Even if it has been a while since you've seen the golf course or touched a club, you could still be improving your game without realizing it. If that sounds too good to be true, Golf Digest's State No. 1 teachers, Jeff Ritter (Oregon) and Jason Sedan (New Hampshire) have identified a number of common tasks that actually relate quite well to the golf swing.
Ritter says many of his students already understand from life experience how to perform the basic mechanics necessary for the swing, they just don't know how to apply them. He says that once his students learn that connection, everything starts to click. "If you increase awareness and tap into some creativity, you’ll find lessons to improve your game in nearly all that you do," Ritter says.
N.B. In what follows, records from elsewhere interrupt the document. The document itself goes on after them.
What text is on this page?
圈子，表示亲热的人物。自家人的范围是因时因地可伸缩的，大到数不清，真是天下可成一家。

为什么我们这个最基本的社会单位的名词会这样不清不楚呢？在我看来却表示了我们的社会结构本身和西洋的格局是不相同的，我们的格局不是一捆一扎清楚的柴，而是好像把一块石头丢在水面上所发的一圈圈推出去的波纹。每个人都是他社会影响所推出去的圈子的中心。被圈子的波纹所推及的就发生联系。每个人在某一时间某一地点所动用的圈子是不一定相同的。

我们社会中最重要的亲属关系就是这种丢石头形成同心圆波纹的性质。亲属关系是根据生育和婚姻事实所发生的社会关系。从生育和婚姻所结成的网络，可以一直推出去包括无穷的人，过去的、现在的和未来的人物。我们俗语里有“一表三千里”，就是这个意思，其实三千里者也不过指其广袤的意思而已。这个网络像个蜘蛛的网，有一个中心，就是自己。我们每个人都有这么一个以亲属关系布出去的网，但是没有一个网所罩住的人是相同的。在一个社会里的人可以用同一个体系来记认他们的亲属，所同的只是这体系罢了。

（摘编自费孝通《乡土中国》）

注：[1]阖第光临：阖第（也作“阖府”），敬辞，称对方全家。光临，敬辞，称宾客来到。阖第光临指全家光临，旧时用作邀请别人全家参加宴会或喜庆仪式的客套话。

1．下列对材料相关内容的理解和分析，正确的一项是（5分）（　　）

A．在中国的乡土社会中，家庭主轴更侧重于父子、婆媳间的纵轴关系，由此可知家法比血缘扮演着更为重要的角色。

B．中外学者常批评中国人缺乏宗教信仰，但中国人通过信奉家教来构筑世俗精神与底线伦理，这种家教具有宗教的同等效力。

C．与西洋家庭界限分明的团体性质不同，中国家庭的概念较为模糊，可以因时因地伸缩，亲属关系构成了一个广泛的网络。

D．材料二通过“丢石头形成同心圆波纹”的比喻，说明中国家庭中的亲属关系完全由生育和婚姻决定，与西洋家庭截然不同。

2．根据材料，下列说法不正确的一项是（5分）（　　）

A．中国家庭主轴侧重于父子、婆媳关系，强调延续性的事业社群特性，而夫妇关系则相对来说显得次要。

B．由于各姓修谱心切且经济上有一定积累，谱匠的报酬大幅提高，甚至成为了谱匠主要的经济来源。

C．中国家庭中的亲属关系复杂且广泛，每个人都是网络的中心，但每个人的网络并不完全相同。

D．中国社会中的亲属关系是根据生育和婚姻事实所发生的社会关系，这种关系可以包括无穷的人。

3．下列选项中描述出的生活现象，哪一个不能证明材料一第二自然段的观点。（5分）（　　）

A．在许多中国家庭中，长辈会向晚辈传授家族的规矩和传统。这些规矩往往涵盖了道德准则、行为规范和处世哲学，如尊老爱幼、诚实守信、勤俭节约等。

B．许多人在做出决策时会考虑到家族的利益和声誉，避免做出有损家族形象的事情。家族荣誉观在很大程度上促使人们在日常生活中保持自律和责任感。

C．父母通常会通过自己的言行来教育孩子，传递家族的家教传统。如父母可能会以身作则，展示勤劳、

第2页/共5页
Try to be a little more conscious the next time you perform any of these six activities and you might just have the breakthrough you've been waiting for.
1. Starting a lawn mower
Many golfers slide their lower body from the target when they take the club back. Sedan says a great way to fix this is to think about starting a lawn mower. He says the pulling motion is similar to starting your swing because the trail hip and shoulder rise. This helps you practice making a stable pivot instead of a swaying motion.
If you struggle to generate speed, Sedan says a shoveling motion helps to mimic the feeling of rotating around your front hip and pushing off the ground with your legs when you throw the snow. This is is also the proper sequence for a powerful downswing.
For better ball-striking, all you need is a broom. Ritter says sweeping helps your golf swing because it simulates how the club should lag in the downswing. You'll learn to keep your hands in front of the clubhead through impact, which will help you hit down on the ball and compress it.
4. Throwing a Frisbee
Tossing around a Frisbee is not only fun, it’s also functional for your golf swing. Sedan suggests practicing your frisbee toss with your non-dominant hand because “it’s the exact release you need in your lead hand to launch the ball high and straight.”
5. Parallel parking
The traditional over-the-shoulder method of parallel parking is great training for your golf swing. Ritter explains that by turning your upper body while you're seated, you improve the separation between your upper and lower halves. Ritter says this movement will help you wind up your body and produce more power through impact.